According to Moroccan newspaper El Massae, the Moroccan army has built an unprecedented security wall along its border with Mauritania. According to El Massae’s source, the royal army has mobilized heavy military equipment in preparation for a large-scale armed operation along the border with Mauritania.
Abdel Fattah Al-Warrak, Inspector-General of Morocco’s Royal Armed Forces, gave instructions to raise the state alarm to the fullest extent to respond to any ceasefire violations carried out by Polisario in Guerguerat.
Morocco’s reaction to Polisario’s movement was very strong. The military equipment sent recently will reinforce the troops deployed on January 9 in the buffer zone.
The Inspector General of the armed forces also ordered the military air bases to raise the state alert to the maximum level. The instructions include the southern air force bases.
Moroccan fighter jets are flying over the buffer zone, ready to respond to any provocation.
The separatist movement has been setting up illegal checkpoints in the border area between Morocco and Mauritania in recent weeks.
The Polisario Front has also deployed its militia and tried to hinder traffic in the buffer zone, defying the UN Security Council and violating the United Nations’ 1991 ceasefire agreement.
To avoid further escalation, Morocco called on both the UN and MINURSO to intervene and stop Polisario’s illegal maneuvers in the region.
Morocco’s calls were reiterated on January 12 during a talk held between Morocco’s Minister of Interior Abdelouafi Laftit and Head of MINURSO Colin Stewart.

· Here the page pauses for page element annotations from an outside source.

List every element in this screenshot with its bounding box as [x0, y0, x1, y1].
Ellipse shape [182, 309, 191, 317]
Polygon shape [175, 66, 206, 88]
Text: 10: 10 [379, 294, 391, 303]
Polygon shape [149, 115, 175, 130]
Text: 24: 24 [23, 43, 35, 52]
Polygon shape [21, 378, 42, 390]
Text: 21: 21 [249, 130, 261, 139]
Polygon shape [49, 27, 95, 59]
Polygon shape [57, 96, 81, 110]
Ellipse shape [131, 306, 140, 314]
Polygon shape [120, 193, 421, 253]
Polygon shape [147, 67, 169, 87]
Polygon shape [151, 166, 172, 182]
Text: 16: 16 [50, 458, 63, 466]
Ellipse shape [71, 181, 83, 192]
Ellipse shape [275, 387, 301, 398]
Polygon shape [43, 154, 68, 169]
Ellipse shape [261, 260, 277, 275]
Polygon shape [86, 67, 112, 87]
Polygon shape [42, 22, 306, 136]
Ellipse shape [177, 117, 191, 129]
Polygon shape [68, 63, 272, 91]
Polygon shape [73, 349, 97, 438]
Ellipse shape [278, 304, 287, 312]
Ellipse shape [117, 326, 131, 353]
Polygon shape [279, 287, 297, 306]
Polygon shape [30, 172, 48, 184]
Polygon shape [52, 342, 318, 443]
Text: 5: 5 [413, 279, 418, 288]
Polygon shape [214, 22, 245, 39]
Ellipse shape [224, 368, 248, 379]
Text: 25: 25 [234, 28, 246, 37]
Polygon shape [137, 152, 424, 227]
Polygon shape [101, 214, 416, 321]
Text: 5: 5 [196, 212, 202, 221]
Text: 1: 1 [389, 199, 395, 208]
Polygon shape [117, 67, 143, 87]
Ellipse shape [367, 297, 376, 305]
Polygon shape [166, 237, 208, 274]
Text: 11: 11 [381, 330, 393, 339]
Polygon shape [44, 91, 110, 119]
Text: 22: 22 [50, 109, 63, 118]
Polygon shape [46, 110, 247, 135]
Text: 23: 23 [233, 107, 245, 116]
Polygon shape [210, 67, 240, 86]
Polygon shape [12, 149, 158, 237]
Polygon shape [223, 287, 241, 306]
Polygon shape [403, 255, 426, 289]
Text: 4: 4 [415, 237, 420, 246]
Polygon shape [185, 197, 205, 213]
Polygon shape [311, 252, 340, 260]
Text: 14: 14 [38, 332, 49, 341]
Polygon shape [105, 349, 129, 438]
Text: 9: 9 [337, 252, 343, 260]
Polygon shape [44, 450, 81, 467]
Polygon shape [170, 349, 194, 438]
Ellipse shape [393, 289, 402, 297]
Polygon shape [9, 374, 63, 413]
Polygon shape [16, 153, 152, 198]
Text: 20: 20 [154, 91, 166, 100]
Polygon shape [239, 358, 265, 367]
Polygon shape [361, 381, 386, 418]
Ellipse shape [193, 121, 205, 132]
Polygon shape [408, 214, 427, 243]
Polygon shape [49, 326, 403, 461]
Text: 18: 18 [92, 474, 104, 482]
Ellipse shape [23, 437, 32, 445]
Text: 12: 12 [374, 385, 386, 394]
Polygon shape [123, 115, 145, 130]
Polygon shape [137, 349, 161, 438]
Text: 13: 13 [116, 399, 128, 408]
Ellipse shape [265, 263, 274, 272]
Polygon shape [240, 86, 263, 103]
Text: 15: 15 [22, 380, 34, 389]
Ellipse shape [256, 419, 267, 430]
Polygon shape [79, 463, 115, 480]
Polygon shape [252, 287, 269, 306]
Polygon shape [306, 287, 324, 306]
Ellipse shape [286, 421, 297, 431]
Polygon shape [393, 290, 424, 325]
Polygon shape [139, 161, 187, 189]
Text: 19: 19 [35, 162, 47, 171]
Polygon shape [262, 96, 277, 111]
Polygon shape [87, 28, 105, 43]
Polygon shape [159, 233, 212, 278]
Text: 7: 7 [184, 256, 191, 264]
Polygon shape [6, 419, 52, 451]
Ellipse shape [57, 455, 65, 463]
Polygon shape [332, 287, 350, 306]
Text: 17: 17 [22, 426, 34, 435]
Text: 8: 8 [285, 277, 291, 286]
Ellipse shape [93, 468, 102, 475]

During the meeting, Laftit reasserted Morocco’s commitment to supporting MINURSO and UNSG Envoy Kohler Horst in fulfilling their mandate, emphasizing that Polisario’s activities could undermine peace, stability, and security in Guerguerat and hinder the negotiation process to reach a mutually acceptable solution to end the four-decade-long conflict over the Western Sahara.